Senior commanders be-lieve that the reliability of mobile phones outweighs
the increased risk of conversations being intercepted.

Last week the brigadier commanding Exercise Eagle Strike ordered all his
officers to communicate using mobile phones. The exercise, carried out at
army bases all over the country, was aimed at displaying the speed with
which the new Airborne Assault Brigade could move around a country.

It was deemed so vital that commanders refused to risk a communications
breakdown by using the army's 30-year-old Clansman radio system.

In June, the 1st Battalion the Welsh Guards is understood to have resorted
to mobile phones during exercises on Salisbury Plain, Wiltshire, after all
their radios broke down.

Clansman should have been replaced six years ago by Bowman, a more secure
data and voice system.

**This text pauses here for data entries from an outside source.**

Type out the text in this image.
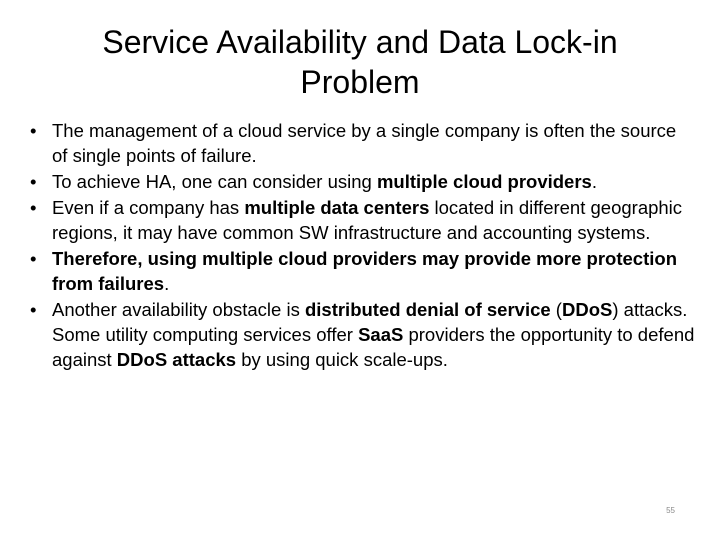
Service Availability and Data Lock-in Problem
• The management of a cloud service by a single company is often the source of single points of failure.
• To achieve HA, one can consider using multiple cloud providers.
• Even if a company has multiple data centers located in different geographic regions, it may have common SW infrastructure and accounting systems.
• Therefore, using multiple cloud providers may provide more protection from failures.
• Another availability obstacle is distributed denial of service (DDoS) attacks. Some utility computing services offer SaaS providers the opportunity to defend against DDoS attacks by using quick scale-ups.
55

But Bowman is now scheduled to enter service around
2004, 20 years after the system was first mooted. Senior officers are
concerned that it might be so late that it will already be obsolete.

Mobiles present security risks because they do not have "over-ride"
frequencies to allow commanders to cut into conversations in emergencies.

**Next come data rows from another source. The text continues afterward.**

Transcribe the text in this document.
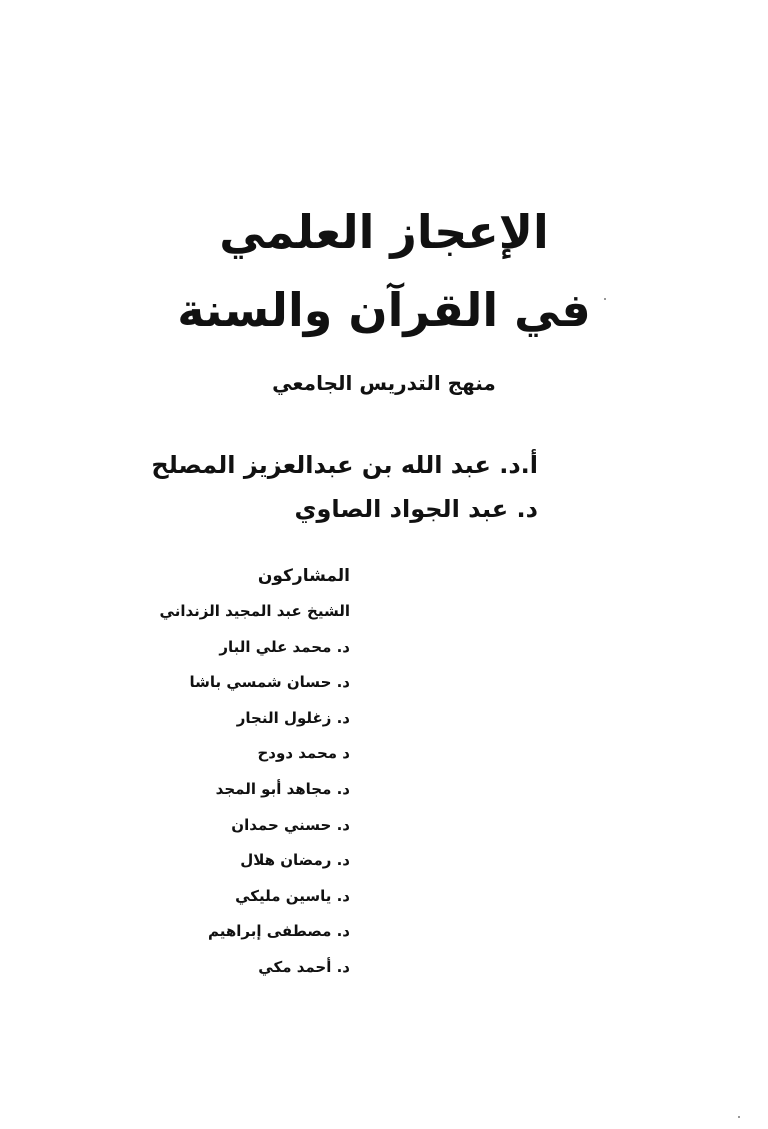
الإعجاز العلمي
في القرآن والسنة
منهج التدريس الجامعي
أ.د. عبد الله بن عبدالعزيز المصلح
د. عبد الجواد الصاوي
المشاركون
الشيخ عبد المجيد الزنداني
د. محمد علي البار
د. حسان شمسي باشا
د. زغلول النجار
د محمد دودح
د. مجاهد أبو المجد
د. حسني حمدان
د. رمضان هلال
د. ياسين مليكي
د. مصطفى إبراهيم
د. أحمد مكي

They can also be listened to more easily than radios, although Clansman's
antiquated technology makes it almost as vulnerable to interception. Mobiles
can also be tracked easily and are far more expensive to operate.

Although the Ministry of Defence claims mobile phones are never used in
combat areas there have been signs that this rule is not always adhered to.

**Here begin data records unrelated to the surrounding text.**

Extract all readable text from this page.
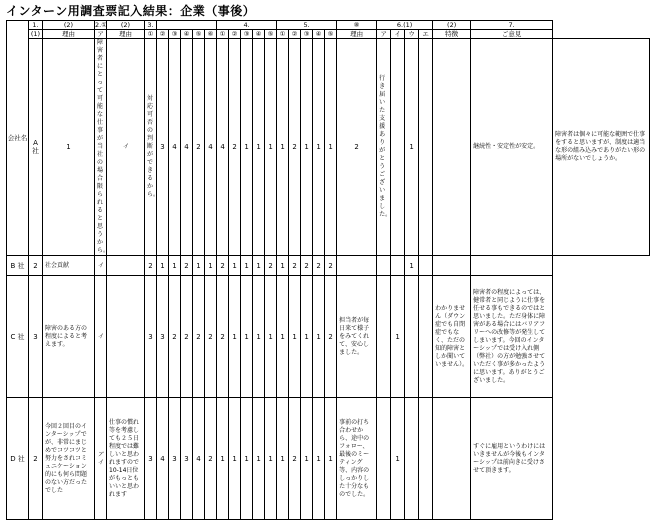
インターン用調査票記入結果：企業（事後）
会社名	1.	(2)	2.①	(2)	3.						4.					5.					⑧	6.(1)				(2)	7.	
	(1)	理由	ア	理由	①	②	③	④	⑤	⑥	①	②	③	④	⑤	①	②	③	④	⑤	理由	ア	イ	ウ	エ	特徴	ご意見	
	A 社	1	障害者にとって可能な仕事が当社の場合限られると思うから。	イ	対応可否の判断ができるから。	3	4	4	2	4	4	2	1	1	1	1	2	1	1	1	2	行き届いた支援ありがとうございました。		1			継続性・安定性が安定。	障害者は個々に可能な範囲で仕事をすると思いますが、制度は適当な形の組み込みでありがたい形の場所がないでしょうか。
B 社	2	社会貢献	イ		2	1	1	2	1	1	2	1	1	1	2	1	2	2	2	2				1				
C 社	3	障害のある方の程度によると考えます。	イ		3	3	2	2	2	2	2	1	1	1	1	1	1	1	1	2	担当者が毎日来て様子をみてくれて、安心しました。		1			わかりません（ダウン症でも自閉症でもなく、ただの知的障害としか聞いていません）。	障害者の程度によっては、健常者と同じように仕事を任せる事もできるのではと思いました。ただ身体に障害がある場合にはバリアフリーへの改修等が発生してしまいます。今回のインターシップでは受け入れ側（弊社）の方が勉強させていただく事が多かったように思います。ありがとうございました。	
D 社	2	今回２回目のインターシップでが、非常にまじめでコツコツと努力をされコミュニケーション的にも何ら問題のない方だったでした	アイ	仕事の慣れ等を考慮しても２５日程度では難しいと思われますので10-14日位がもっともいいと思われます	3	4	3	3	4	2	1	1	1	1	1	1	2	1	1	1	事前の打ち合わせから、途中のフォロー、最後のミーティング等、内容のしっかりした十分なものでした。		1				すぐに雇用というわけにはいきませんが今後もインターシップは前向きに受けさせて頂きます。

In Kosovo, British Army commanders borrowed journalists' mobile phones to
speak to Serbian leaders during the conflict, according to confidential
reports, because up to a third of personal radios were broken.

In Sierra Leone in May, three British officers were rescued from pursuit by
rebels after one of them called his wife on his mobile.

A senior army source confirmed these were not isolated incidents: "Our
radios are knackered and the mobiles work."

The MoD said: "It would be wrong to suggest we've become dependent on mobile
phones."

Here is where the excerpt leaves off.